European Commission must make contacts with tobacco lobby public

5 October 2015

European Commission must make contacts with tobacco lobby public

European Ombudsman Emily O'Reilly today published her recommendations regarding the European Commission’s contacts with the tobacco lobby, calling for a proactive policy under which all meetings and reports on such meetings would be placed on the Commission’s website. Commenting on the recommendations, SP Euro-MP Dennis de Jong said: 'Dutch Commissioner Frans Timmermans promised us that he would quickly make the Commission more transparent, but he has also refused up to now to make public all data regarding meetings with the tobacco industry. The Ombudsman has made mincemeat of this position, which she argues is in conflict with the rules established by the World Health Organisation (WHO). The Commission, moreover, should know better. Recently Maltese Commissioner John Dalli had to step down on suspicion of corruption related to the tobacco industry. Furthermore, the Commission works closely with the tobacco industry to combat cigarette smuggling. So there’s every reason to publish all such contacts on the Commission’s website, as the Ombudsman asks them to do.’

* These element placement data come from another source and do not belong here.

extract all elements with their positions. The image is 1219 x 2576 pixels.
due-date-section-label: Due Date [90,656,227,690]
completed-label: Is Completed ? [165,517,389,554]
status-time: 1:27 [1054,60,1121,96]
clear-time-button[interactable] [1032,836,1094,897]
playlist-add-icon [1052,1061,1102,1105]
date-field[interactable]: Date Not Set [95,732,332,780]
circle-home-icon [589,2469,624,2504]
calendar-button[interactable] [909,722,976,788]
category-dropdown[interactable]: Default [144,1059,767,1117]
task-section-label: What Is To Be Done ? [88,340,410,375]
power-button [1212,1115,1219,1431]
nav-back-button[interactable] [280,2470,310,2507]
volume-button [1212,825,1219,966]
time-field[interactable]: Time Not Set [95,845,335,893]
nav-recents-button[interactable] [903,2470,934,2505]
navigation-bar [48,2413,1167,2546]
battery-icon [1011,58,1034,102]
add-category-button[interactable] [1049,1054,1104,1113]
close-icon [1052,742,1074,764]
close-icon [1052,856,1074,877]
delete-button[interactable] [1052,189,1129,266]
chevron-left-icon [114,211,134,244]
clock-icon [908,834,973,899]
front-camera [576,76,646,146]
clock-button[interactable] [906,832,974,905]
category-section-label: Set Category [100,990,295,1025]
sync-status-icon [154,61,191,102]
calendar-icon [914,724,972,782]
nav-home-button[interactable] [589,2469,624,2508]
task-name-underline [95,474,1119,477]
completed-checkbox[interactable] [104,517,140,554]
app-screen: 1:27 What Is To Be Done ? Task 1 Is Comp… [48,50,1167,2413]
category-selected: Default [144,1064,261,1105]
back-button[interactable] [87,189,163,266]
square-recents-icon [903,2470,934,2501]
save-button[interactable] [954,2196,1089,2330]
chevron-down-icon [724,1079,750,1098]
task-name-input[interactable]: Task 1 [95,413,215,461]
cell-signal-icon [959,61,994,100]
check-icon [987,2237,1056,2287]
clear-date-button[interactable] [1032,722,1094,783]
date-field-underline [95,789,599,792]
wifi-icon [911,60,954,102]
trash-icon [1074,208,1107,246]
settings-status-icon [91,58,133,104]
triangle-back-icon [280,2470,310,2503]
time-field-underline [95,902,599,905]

The Ombudsman’s recommendation followed a complaint from the lobby watchdog Corporate Europe Observatory. They had asked for the details to be made public, but the Commission did not find this necessary, because the department most involved, the Directorate General for Health (DG-Health) was already doing it, while everyone could after all request the documents through the ‘Wobbing’ website (named for a Dutch journalists’ slang term meaning “getting documents through Freedom of Information legislation.”). “The argument that the tobacco directive falls under the competence of DG Health, just doesn’t hold water,” says De Jong. “Contacts with the tobacco lobby extend to many other services. We’re talking intensively right now in the EP with Commission vice-president Kristina Georgieva about the many agreements the Commission has made with the tobacco industry for combatting counterfeiting and smuggling of cigarettes. As for what goes on in these meetings, they say they don’t want to give anything away, because the negotiations are still proceeding. You certainly can’t call that transparent. The same goes for the way in which these agreements are put into practice by OLAF, the European anti-fraud service, about which we are given scant information. So it isn’t sufficient simply to know what’s said when DG Health meets with the tobacco industry; all the Commission’s different services must make such information public.'

In 2003 the WHO adopted the Framework Convention on Tobacco Control (FCTC), to which the European Union is party. The FCTC represents an attempt to reduce the influence of the tobacco lobby in a number of ways, including by reducing lobbyists’ contacts with governments and through engagements ensuring maximum transparency when it came to such contacts. ‘All the Commission’s fine words notwithstanding, this is the umpteenth example of their lax approach. We are still waiting on Timmerman’s proposals for an obligatory transparency register. Moreover, a study I had done in the area of budgetary control showed that the hundreds of advice groups appointed and consulted by the Commission are still not balanced in their membership. It would be a fine thing if the Commission matched deeds to words.’